- Starring: Sandy Mitchell (Original series) Tris Payne (2001) Alice Beer (2002–03)
- Country of origin: United Kingdom

Production
- Executive producers: Fenton Bailey Randy Barbato
- Producer: Andy Harrison
- Running time: 30mins (inc. adverts)
- Production company: World of Wonder

Original release
- Network: Channel 5
- Release: 31 March 1997 – 10 August 1998
- Release: 5 November 2001 – 11 July 2003

Related
- Hot Property (Australian version)

= Hot Property (British TV series) =

Hot Property is a Channel 5 show in the UK originally broadcast from 1997 to 1998 and hosted by Sandy Mitchell. It was revived from 5 November 2001 to 11 July 2003 in two formats, originally hosted by Tris Payne in 2001 but then replaced by Alice Beer from 2002, when the series was changed into a game show.

An Australian version of the show began on 1 January 1999, hosted by Michael Caton. A 14th season was broadcast on Nine Network in 2013.

==Format==
===Revival series===
For the first series, the host, Tris Payne, followed first-time buyers as they decided from among three properties which to purchase.

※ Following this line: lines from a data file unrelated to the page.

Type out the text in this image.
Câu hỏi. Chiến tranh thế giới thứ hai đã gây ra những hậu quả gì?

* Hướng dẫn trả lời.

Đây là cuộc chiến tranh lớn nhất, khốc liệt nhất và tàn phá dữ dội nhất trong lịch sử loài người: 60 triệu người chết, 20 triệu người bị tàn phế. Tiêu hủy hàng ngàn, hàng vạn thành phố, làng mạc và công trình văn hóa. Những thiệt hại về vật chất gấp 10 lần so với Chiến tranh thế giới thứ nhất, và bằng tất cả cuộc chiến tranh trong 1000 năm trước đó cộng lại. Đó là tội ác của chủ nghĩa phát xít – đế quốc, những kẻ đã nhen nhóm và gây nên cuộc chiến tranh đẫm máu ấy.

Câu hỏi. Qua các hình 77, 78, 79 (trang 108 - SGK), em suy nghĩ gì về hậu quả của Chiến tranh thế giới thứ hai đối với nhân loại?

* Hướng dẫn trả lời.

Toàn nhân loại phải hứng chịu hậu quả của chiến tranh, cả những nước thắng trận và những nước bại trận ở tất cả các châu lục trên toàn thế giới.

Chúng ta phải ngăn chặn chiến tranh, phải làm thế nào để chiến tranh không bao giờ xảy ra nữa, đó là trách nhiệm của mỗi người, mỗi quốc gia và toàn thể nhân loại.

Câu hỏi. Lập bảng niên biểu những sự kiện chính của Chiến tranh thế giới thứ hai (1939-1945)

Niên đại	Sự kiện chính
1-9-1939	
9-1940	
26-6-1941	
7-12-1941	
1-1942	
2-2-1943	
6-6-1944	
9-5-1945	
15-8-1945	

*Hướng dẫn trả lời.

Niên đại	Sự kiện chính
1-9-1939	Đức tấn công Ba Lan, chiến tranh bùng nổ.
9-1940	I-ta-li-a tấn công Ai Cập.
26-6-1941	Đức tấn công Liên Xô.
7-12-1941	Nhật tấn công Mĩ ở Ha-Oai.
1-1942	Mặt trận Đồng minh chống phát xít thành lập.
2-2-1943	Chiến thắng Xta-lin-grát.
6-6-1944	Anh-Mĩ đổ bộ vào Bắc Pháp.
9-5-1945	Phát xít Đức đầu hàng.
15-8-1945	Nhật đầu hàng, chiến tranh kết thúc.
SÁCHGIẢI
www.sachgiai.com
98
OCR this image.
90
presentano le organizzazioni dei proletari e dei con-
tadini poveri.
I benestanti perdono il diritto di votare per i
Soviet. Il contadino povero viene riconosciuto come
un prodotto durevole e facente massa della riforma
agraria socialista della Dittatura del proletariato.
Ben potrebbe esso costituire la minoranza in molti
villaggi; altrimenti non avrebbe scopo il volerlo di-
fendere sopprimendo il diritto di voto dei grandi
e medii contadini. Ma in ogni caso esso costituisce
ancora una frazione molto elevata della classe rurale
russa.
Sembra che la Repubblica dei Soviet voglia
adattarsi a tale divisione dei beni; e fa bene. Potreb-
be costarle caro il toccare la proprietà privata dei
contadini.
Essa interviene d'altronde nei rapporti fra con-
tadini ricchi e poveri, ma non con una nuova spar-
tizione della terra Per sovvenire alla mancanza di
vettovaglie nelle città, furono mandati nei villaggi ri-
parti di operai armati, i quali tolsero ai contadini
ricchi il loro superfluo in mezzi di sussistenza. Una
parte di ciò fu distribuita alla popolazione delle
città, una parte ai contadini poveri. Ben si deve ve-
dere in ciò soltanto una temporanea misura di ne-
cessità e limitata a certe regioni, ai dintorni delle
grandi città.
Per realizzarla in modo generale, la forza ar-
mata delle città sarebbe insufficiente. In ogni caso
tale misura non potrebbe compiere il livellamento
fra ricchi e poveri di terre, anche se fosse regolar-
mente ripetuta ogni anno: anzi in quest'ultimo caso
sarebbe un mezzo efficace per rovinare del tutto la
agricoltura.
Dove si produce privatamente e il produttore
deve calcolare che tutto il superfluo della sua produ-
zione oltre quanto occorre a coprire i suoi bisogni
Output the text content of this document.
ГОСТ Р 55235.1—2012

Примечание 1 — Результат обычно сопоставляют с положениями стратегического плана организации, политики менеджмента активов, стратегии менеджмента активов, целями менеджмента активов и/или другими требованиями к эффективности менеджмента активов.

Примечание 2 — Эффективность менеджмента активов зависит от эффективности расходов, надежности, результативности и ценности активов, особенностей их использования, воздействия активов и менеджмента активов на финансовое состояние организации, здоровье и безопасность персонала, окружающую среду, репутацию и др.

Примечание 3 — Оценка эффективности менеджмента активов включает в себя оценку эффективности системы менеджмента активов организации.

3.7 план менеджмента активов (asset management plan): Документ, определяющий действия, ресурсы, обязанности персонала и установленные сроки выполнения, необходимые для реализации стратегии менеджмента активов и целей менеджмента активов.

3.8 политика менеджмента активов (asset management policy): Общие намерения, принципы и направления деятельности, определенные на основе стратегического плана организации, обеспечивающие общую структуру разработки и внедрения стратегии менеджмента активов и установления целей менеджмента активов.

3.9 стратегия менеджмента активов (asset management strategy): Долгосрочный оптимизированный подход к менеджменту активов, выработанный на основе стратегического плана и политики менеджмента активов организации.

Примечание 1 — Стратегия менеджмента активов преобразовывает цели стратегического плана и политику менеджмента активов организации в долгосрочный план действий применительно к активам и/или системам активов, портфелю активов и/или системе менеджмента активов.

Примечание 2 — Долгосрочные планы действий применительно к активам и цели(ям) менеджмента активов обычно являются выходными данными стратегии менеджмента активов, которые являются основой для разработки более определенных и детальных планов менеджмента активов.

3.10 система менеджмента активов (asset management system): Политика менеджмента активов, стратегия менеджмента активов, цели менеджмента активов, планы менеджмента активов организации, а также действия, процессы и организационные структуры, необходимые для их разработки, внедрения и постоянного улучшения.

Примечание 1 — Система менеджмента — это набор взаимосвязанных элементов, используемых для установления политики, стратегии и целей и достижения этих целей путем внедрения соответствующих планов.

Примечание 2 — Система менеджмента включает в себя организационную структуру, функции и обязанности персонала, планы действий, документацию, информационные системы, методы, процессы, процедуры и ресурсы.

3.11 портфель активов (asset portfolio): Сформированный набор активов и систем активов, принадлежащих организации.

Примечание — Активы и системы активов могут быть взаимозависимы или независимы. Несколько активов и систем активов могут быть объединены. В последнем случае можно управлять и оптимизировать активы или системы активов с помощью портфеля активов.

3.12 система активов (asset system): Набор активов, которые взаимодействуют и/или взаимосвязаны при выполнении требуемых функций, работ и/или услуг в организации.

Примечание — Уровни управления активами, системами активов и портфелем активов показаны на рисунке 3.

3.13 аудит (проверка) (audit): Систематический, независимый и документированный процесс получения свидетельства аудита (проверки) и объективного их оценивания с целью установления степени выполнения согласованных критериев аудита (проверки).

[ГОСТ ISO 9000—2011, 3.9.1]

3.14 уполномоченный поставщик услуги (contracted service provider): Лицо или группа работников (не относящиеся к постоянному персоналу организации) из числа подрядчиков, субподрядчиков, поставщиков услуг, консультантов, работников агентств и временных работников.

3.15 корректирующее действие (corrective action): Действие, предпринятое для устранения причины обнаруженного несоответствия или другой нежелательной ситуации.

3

From the second and subsequent series, the format was turned into a game show presented by Alice Beer. The show followed first-time buyers trying to win their first step on the property ladder. Each episode had a young couple desperately in need of a home of their own. The contestants view three properties, pick their favorite and then guess the price. If they guess within the allotted amount, they win the house of their dreams.

Programmes were filmed in the UK, along with specials giving British couples a chance to win their dream home in Spain.